Providing Welsh language books

An account of the General Sunday-School Society, of which Lady Barham’s father Lord Charles Barham was president. It speaks of providing welsh language books for welsh Sunday schools


Anonymous, ‘Religious Intelligence. The General Sunday-School Society’ The Evangelical Magazine, 6 (1809), 571-572

THE General Half-Yearly Meeting of the Society for the Support and Encouragement of Sunday Schools, in England, Wales, Ireland, and adjacent islands; Right Hon. Lord Barham, President; was held on the 11th instant. The Committee reported that since their last meeting, they had issued 8995 Spelling Books, 1666 Testaments, 36 Bibles, and the use of 125 Schools, containing upwards of 6000 children; and that since the commencement of their Institution, they had distributed 277,577 Spelling-Books, 60,570 Testaments, and 7662 Bibles, to 3270 Schools, containing upwards of 260,000 children, besides a sum of 41762 for the payment of Teachers.

The committee had availed themselves of the resolution passed at the last General Meeting for extending the patronage of the society to Ireland. Many applications had already been made, and 1300 Spelling-Books, and a proportionate number of testaments, had been furnished; and a correspondence had been opened with several Clergymen of the first respectability with a view to the regular and general establishment of Sunday-Schools, throughout that important but benighted portion of the British Empire. Wales had also continued to attract the attention of the Committee. The northern part of the principality having been already generally provided, the Committee had been chiefly employed in satisfying the increasing demands of the south. Application had been made thence for not fewer than 67 Schools during the last half year, for whose use 1800 Welsh Spelling-Books, together with a proportionate number of copies of a stereotyped Welsh Testament had been furnished.

The Committee congratulated the members of the Society upon the decisive evidence afforded of its progressive utility. Whether they looked to England, to Wales or to Ireland, they had the satisfaction of seeing the work of education rapidly proceeding under their supplies.

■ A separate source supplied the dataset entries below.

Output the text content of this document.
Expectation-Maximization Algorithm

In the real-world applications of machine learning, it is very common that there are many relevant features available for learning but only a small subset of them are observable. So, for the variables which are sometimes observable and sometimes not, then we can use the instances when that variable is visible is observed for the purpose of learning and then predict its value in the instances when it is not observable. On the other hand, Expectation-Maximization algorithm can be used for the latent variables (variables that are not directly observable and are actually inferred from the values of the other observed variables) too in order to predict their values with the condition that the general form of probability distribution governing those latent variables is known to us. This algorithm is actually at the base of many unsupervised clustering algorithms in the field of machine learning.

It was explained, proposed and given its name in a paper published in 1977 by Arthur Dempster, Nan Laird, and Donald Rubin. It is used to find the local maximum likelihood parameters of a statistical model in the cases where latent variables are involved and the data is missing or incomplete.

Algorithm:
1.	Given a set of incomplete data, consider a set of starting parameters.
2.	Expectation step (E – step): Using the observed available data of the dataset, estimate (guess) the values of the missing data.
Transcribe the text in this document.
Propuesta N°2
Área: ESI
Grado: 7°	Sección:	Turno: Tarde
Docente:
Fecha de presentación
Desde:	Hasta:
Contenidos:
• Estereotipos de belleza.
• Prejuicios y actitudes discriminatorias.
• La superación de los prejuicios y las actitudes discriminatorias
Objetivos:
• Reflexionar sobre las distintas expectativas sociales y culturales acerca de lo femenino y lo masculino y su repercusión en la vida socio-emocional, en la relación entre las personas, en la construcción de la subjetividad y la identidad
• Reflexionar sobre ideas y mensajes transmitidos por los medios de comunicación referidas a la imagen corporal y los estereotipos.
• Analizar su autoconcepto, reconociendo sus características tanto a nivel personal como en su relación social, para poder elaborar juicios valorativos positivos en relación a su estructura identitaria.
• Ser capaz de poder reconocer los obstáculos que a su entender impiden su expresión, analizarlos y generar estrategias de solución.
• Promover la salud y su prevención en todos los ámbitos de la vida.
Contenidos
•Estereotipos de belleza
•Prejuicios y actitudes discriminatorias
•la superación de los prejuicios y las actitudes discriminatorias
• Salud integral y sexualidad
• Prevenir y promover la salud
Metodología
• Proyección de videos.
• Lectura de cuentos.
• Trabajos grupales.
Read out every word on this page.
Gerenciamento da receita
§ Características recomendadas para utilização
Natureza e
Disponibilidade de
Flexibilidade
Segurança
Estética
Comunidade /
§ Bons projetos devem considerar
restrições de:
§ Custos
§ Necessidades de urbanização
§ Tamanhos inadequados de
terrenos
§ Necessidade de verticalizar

The public at large, they added, would not need to be informed home intimately religious and moral institution stood connected with political order and social happiness; and if they bore this truth in mind, a truth inculcated and confirmed by almost every day’s occurrence, they would require no additional incentive to patronize and support an institution which had been and continued to be, so signally efficacious in dispensing the means of knowledge and virtue thro’ the great mass of the community.

Subscriptions continue to be received by MR. Thomas Smith, Secretary to the Society, No. 19, Little Moorfields.